Um, no. The Constitution does not give you a right not to be offended. Deal with it.And ideas/beliefs don't have any right. It is perfectly fine to make fun of something one considers to be foolish and/or wrong.

Anonymous
Sat Mar 6 2010 00:14
And so I say to you, author, we as atheists will do anything the constitution and the bill of rights legally grants us to do to find a way to diminish the power and influence the Christian delusion has on our own freedoms. Do understand though that we are doing this because we believe, after careful and continuous revision of various studies and statistics, that a United States where reason and evidence were used to explain the world around us without resorting to supernatural explanations born from centuries old fairy tales and comic books, would be a far better America for us all to live in. We would be smarter, safer, wealthier, healthier, and stand a chance of once again holding the moral high-ground we so dearly lost during the Crusades launched by President Cheney and George Bush.
Anonymous
Fri Mar 5 2010 23:58
"While you believe that bringing an end to religion is an impossible goal, it is important to realize that much of the developed world has nearly accomplished it.
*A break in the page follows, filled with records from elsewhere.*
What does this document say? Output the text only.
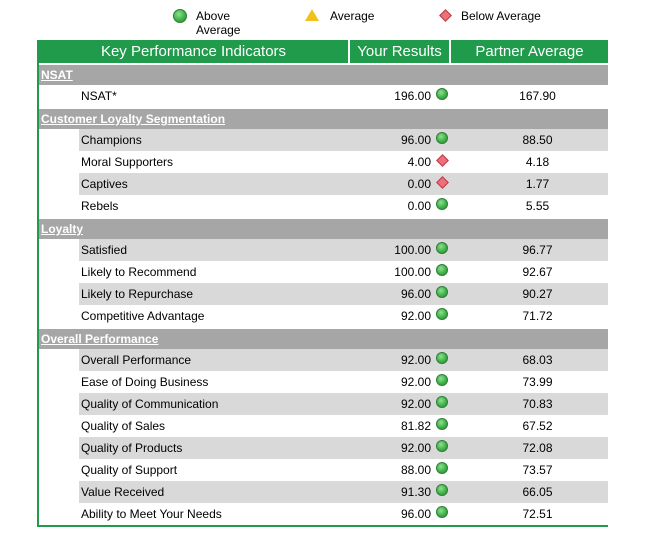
Above Average
Average	Below Average
Key Performance Indicators	Your Results	Partner Average
NSAT
NSAT*	196.00	167.90
Customer Loyalty Segmentation
Champions	96.00	88.50
Moral Supporters	4.00	4.18
Captives	0.00	1.77
Rebels	0.00	5.55
Loyalty
Satisfied	100.00	96.77
Likely to Recommend	100.00	92.67
Likely to Repurchase	96.00	90.27
Competitive Advantage	92.00	71.72
Overall Performance
Overall Performance	92.00	68.03
Ease of Doing Business	92.00	73.99
Quality of Communication	92.00	70.83
Quality of Sales	81.82	67.52
Quality of Products	92.00	72.08
Quality of Support	88.00	73.57
Value Received	91.30	66.05
Ability to Meet Your Needs	96.00	72.51
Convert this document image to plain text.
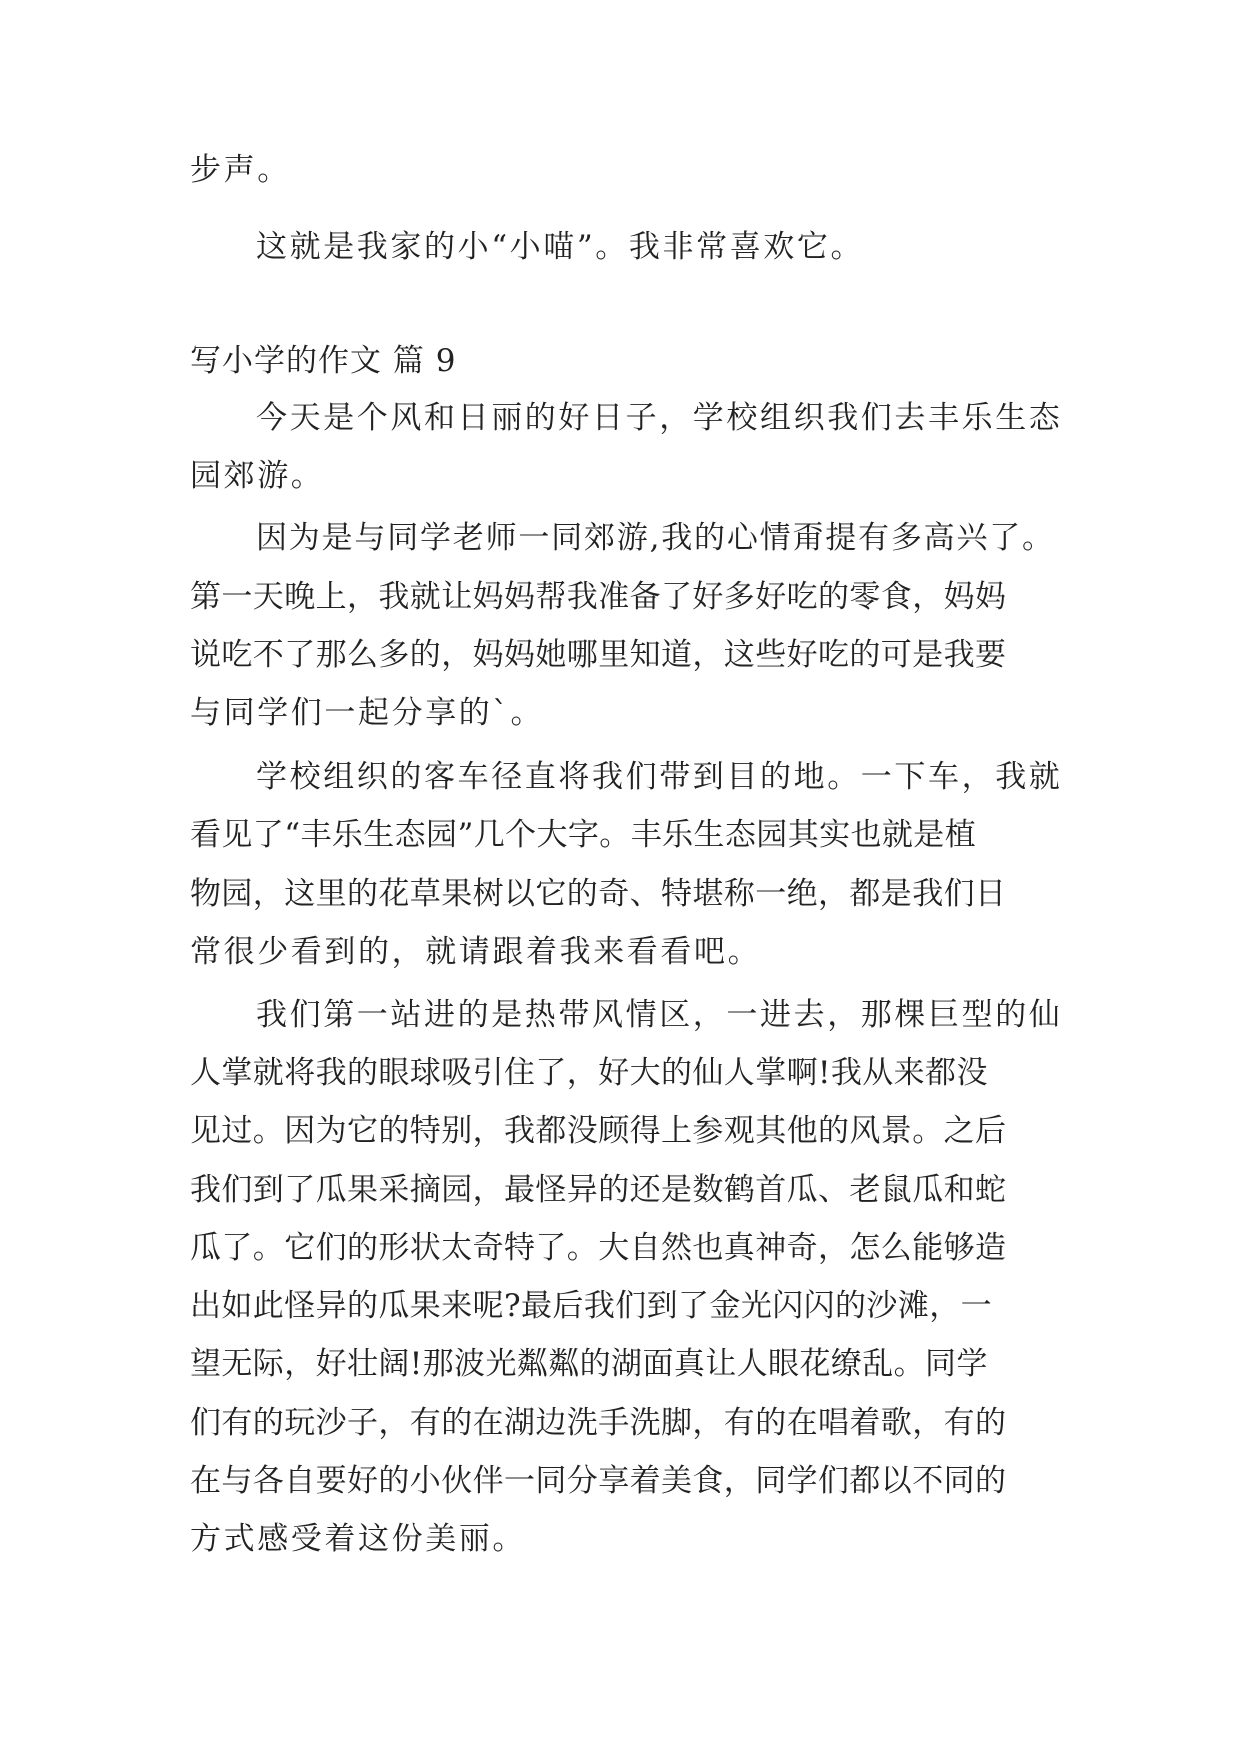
步声。
这就是我家的小“小喵”。我非常喜欢它。
写小学的作文 篇 9
今天是个风和日丽的好日子，学校组织我们去丰乐生态
园郊游。
因为是与同学老师一同郊游,我的心情甭提有多高兴了。
第一天晚上，我就让妈妈帮我准备了好多好吃的零食，妈妈
说吃不了那么多的，妈妈她哪里知道，这些好吃的可是我要
与同学们一起分享的`。
学校组织的客车径直将我们带到目的地。一下车，我就
看见了“丰乐生态园”几个大字。丰乐生态园其实也就是植
物园，这里的花草果树以它的奇、特堪称一绝，都是我们日
常很少看到的，就请跟着我来看看吧。
我们第一站进的是热带风情区，一进去，那棵巨型的仙
人掌就将我的眼球吸引住了，好大的仙人掌啊!我从来都没
见过。因为它的特别，我都没顾得上参观其他的风景。之后
我们到了瓜果采摘园，最怪异的还是数鹤首瓜、老鼠瓜和蛇
瓜了。它们的形状太奇特了。大自然也真神奇，怎么能够造
出如此怪异的瓜果来呢?最后我们到了金光闪闪的沙滩，一
望无际，好壮阔!那波光粼粼的湖面真让人眼花缭乱。同学
们有的玩沙子，有的在湖边洗手洗脚，有的在唱着歌，有的
在与各自要好的小伙伴一同分享着美食，同学们都以不同的
方式感受着这份美丽。
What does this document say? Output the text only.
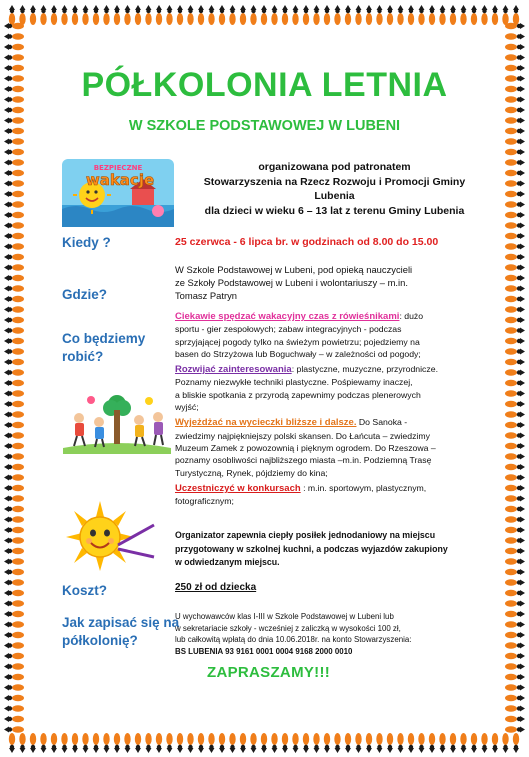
PÓŁKOLONIA LETNIA
W SZKOLE PODSTAWOWEJ W LUBENI
BEZPIECZNE
wakacje
organizowana pod patronatem
Stowarzyszenia na Rzecz Rozwoju i Promocji Gminy
Lubenia
dla dzieci w wieku 6 – 13 lat z terenu Gminy Lubenia
Kiedy ?
Gdzie?
Co będziemy
robić?
Koszt?
Jak zapisać się na
półkolonię?
25 czerwca - 6 lipca br. w godzinach od 8.00 do 15.00
W Szkole Podstawowej w Lubeni, pod opieką nauczycieli
ze Szkoły Podstawowej w Lubeni i wolontariuszy – m.in.
Tomasz Patryn
Ciekawie spędzać wakacyjny czas z rówieśnikami: dużo
sportu - gier zespołowych; zabaw integracyjnych - podczas
sprzyjającej pogody tylko na świeżym powietrzu; pojedziemy na
basen do Strzyżowa lub Boguchwały – w zależności od pogody;
Rozwijać zainteresowania: plastyczne, muzyczne, przyrodnicze.
Poznamy niezwykłe techniki plastyczne. Pośpiewamy inaczej,
a bliskie spotkania z przyrodą zapewnimy podczas plenerowych
wyjść;
Wyjeżdżać na wycieczki bliższe i dalsze. Do Sanoka -
zwiedzimy najpiękniejszy polski skansen. Do Łańcuta – zwiedzimy
Muzeum Zamek z powozownią i pięknym ogrodem. Do Rzeszowa –
poznamy osobliwości najbliższego miasta –m.in. Podziemną Trasę
Turystyczną, Rynek, pójdziemy do kina;
Uczestniczyć w konkursach : m.in. sportowym, plastycznym,
fotograficznym;
Organizator zapewnia ciepły posiłek jednodaniowy na miejscu
przygotowany w szkolnej kuchni, a podczas wyjazdów zakupiony
w odwiedzanym miejscu.
250 zł od dziecka
U wychowawców klas I-III w Szkole Podstawowej w Lubeni lub
w sekretariacie szkoły - wcześniej z zaliczką w wysokości 100 zł,
lub całkowitą wpłatą do dnia 10.06.2018r. na konto Stowarzyszenia:
BS LUBENIA 93 9161 0001 0004 9168 2000 0010
ZAPRASZAMY!!!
Norway, Iceland, Australia, Canada, Sweden, Switzerland, Belgium, Japan, the Netherlands, Denmark, and the United Kingdom are among the least religious societies on earth. According to the United Nations' Human Development Report (2005) they are also the healthiest, as indicated by life expectancy, adult literacy, per capita income, educational attainment, gender equality, homicide rate, and infant mortality. The United States is unique among wealthy democracies in its level of religious adherence; it is also uniquely beleaguered by high rates of homicide, abortion, teen pregnancy, sexually transmitted disease, and infant mortality. Southern and Midwestern states, characterized by the highest levels of religious literalism, are especially plagued by the above indicators of societal dysfunction, while the comparatively secular states of the Northeast conform to European norms. Countries with high levels of atheism are also the most charitable both in terms of the percentage of their wealth they devote to social welfare programs and the percentage they give to aid in the developing world."
Anonymous
Fri Mar 5 2010 23:50
"Do members of atheist organizations in the United States commit more than their fair share of violent crimes? Do the members of the National Academy of Sciences, 93 percent of whom do not accept the idea of God, lie and cheat and steal with abandon? We can be reasonably confident that these groups are at least as well behaved as the general population. And yet, atheists are the most reviled minority in the United States. I know of no country in human history that ever suffered because its people became too desirous of evidence in support of their core beliefs."
Anonymous
Fri Mar 5 2010 23:40
"Imagine if we lived in a society where people spent tens of billions of dollars of their personal income each year propitiating the gods of Mount Olympus, where the government spent billions more tax dollars to support institutions devoted to these gods, where untold billions more in tax subsidies were given to pagan temples, where elected officials did their best to impede medical research out of deference to The Iliad and The Odyssey, and where every debate about public policy was subverted to the whims of ancient authors who wrote well, but didn't really know enough about the nature of reality to keep their excrement out of their food. This would be a horrific misappropriation of our material, moral, and intellectual resources. And yet that is exactly the world we are living in. This is the woefully irrational world that you and your fellow Christians are working tirelessly to create. Unfortunately, expressing such criticism places the nonbeliever at the margins of society. By merely being in touch with reality, he/she appears shamefully out of touch with the fantasy life of their neighbors."
-Sam Harris
Anonymous
Fri Mar 5 2010 15:44
I'm just wondering where this notion of " respect the other side's view" was misplaced when people of faith try to impose their very specific religious beliefs on everyone else ( blue laws, abortion, same sex marriage).